Я взглянула на часы с радиевым циферблатом, лежавшие рядом со мной.
– Почти семь.
– Даже солнце еще не встало, – пожаловался Эллис.
Через несколько минут, за которые стук несколько раз начинался снова, я пробормотала:
– Лучше ответь. Похоже, они не уйдут.
Он раздраженно вздохнул и крикнул:
– Иду!
Зажег лампу, выкатился из кровати, сдернув шенилевое покрывало, словно собирался показать фокус со скатертью. Обернул им плечи и затопал прочь, захлопнув за собой дверь спальни.
Я могла составить внятное представление о том, что происходит за дверью, по шорохам, стуку и звяканью. Продолжалось это почти десять минут.
Вернувшись, Эллис стащил покрывало и набросил его мне на ноги. Пока он укладывался, я пыталась расправить его.
– Я так понимаю, это наши вещи? – спросила я.
– Все наше имущество, судя по всему. Там на шесть телег барахла. К двери надо будет протискиваться боком.
Я попыталась не впасть в панику – полковник наверняка отдал распоряжение до того, как лечь спать, его гнев еще не улегся, – но в животе у меня все равно появилась тошнотворная тяжесть.
– Думаю, ты не знаешь, где в результате могли оказаться твои таблетки? – спросил Эллис.
– Хочешь, поищу?
– Да ладно, – убитым голосом ответил он. – Обойдусь.
Лампа все еще горела, и я вышла в гостиную.
Пол был почти полностью заставлен ящиками и чемоданами. Эмили, Пембертон и остальные, должно быть, укладывали вещи всю ночь.
Я нашла на низком столике рядом со шляпными картонками свой несессер. К моему облегчению, уложен он был безупречно, и пузырек с таблетками оказался под лоточком.
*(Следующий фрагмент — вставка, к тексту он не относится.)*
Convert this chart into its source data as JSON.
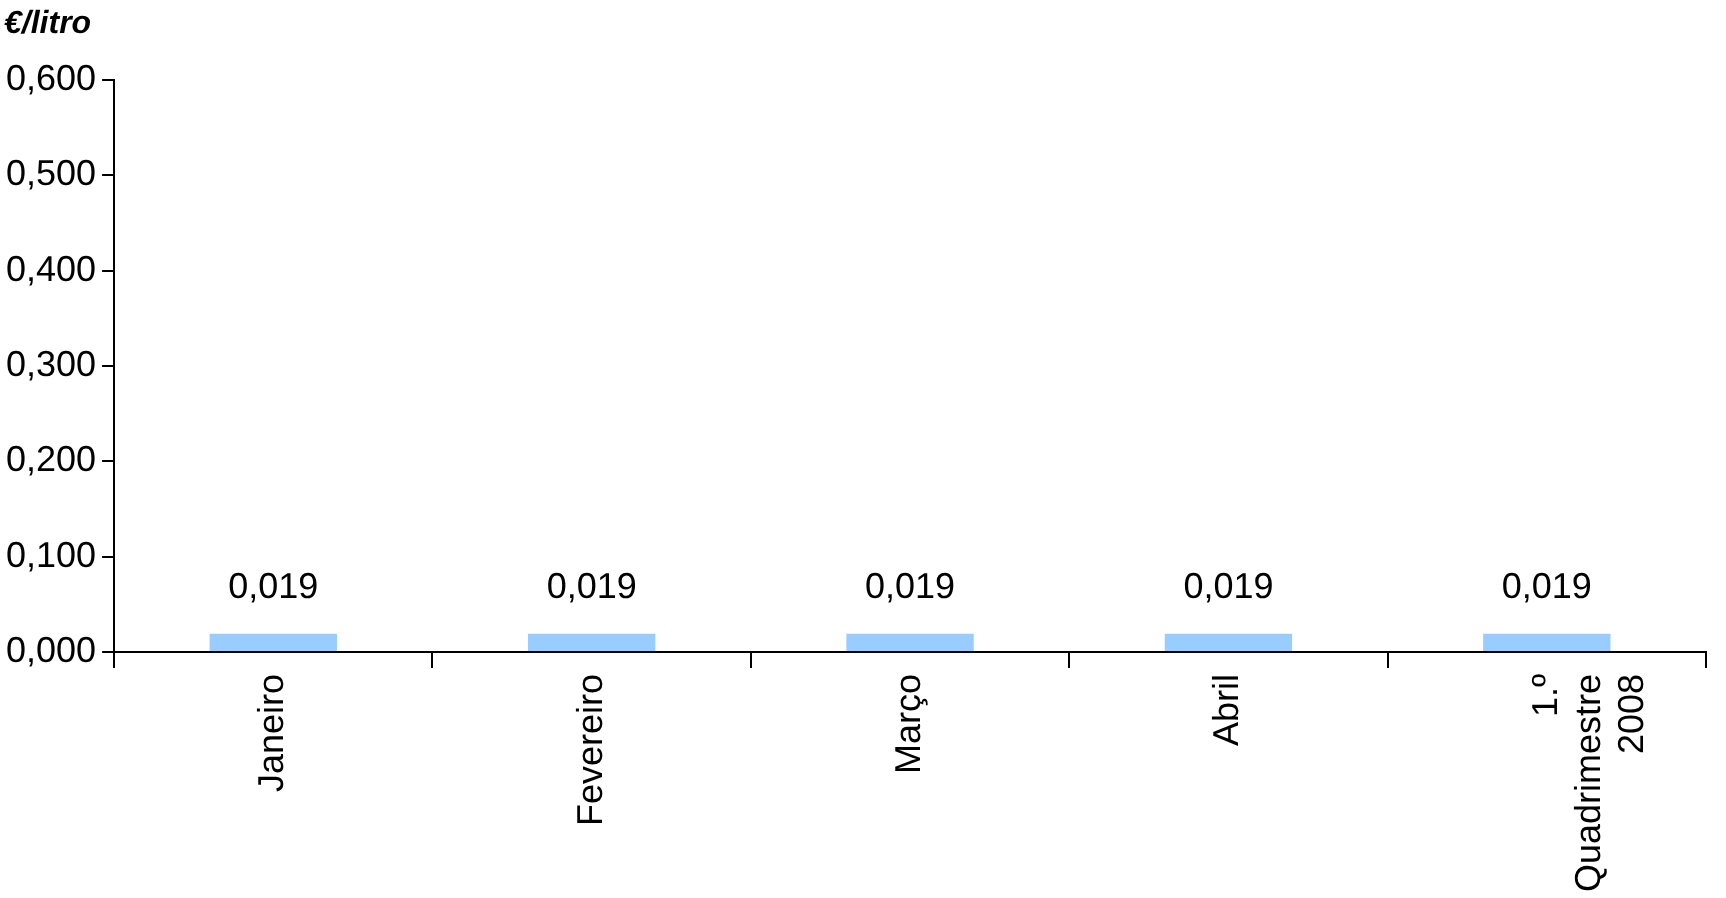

Бедная Эмили, из-за нас она не спала по крайней мере две ночи, что моя свекровь едва ли сочла бы оправданием, если бы та допустила промах днем.
Я протянула пузырек Эллису и села на кровать рядом с ним. Он приподнялся на локте, вытряс на ладонь две таблетки и проглотил их, не запивая. Потом упал обратно на подушку.
– Спасибо, милая. Я немножко дергаюсь, – сказал он.
– Знаю. Я тоже.
– Давай попробуем поспать. Утром – настоящим утром – я закажу в номер самого большого, черт его возьми, омара в городе и гору картофельного салата. А еще икры. Тарелки могут не приносить, пусть только вилки не забудут.
Я вернулась на свою сторону кровати. Когда я заползла под одеяло, Эллис выключил лампу. Мы обнаружили, что лежим ближе, чем раньше. Он перекатился на свою сторону и обнял меня за талию.
– А знаешь, – сказал он, – может, одеяла и хватит на двоих.
Ближе к вечеру портье позвонил и сказал, что в баре внизу нас ждет Хэнк.
Мы с Эллисом не разговаривали, поскольку я предложила, чтобы он поговорил с матерью и постарался добиться для нас перемирия. В лифте мы ехали молча.
Мальчики пили «сайдкары» с бурбоном, а я заказала джин-физ. После нескольких коктейлей, за которыми мы с Эллисом по очереди рассказывали о сокрушительных итогах вечеринки, лед начал таять. Вскоре мы заканчивали друг за другом фразы и взглядами просили прощения. Мы упали в одну яму и теперь пожинали плоды одного и того же. Правда, я хотела сдаться раньше, но то была лишь тактическая разница. Мы были удручены нашим положением, а вовсе не друг другом.
Я протянула под столом ногу и легко провела ею по лодыжке Эллиса. Глаза у него посветлели, углы рта приподнялись в улыбке.
– Я все еще пытаюсь уложить в голове то, что твоя мать кричала, – сказал Хэнк. – Ты уверен, что это была твоя мать? Та самая Эдит Стоун Хайд, которую я всю жизнь знаю?
– Она самая. И она скорее ухала, – ответил Эллис. – Как перенапрягшаяся сова.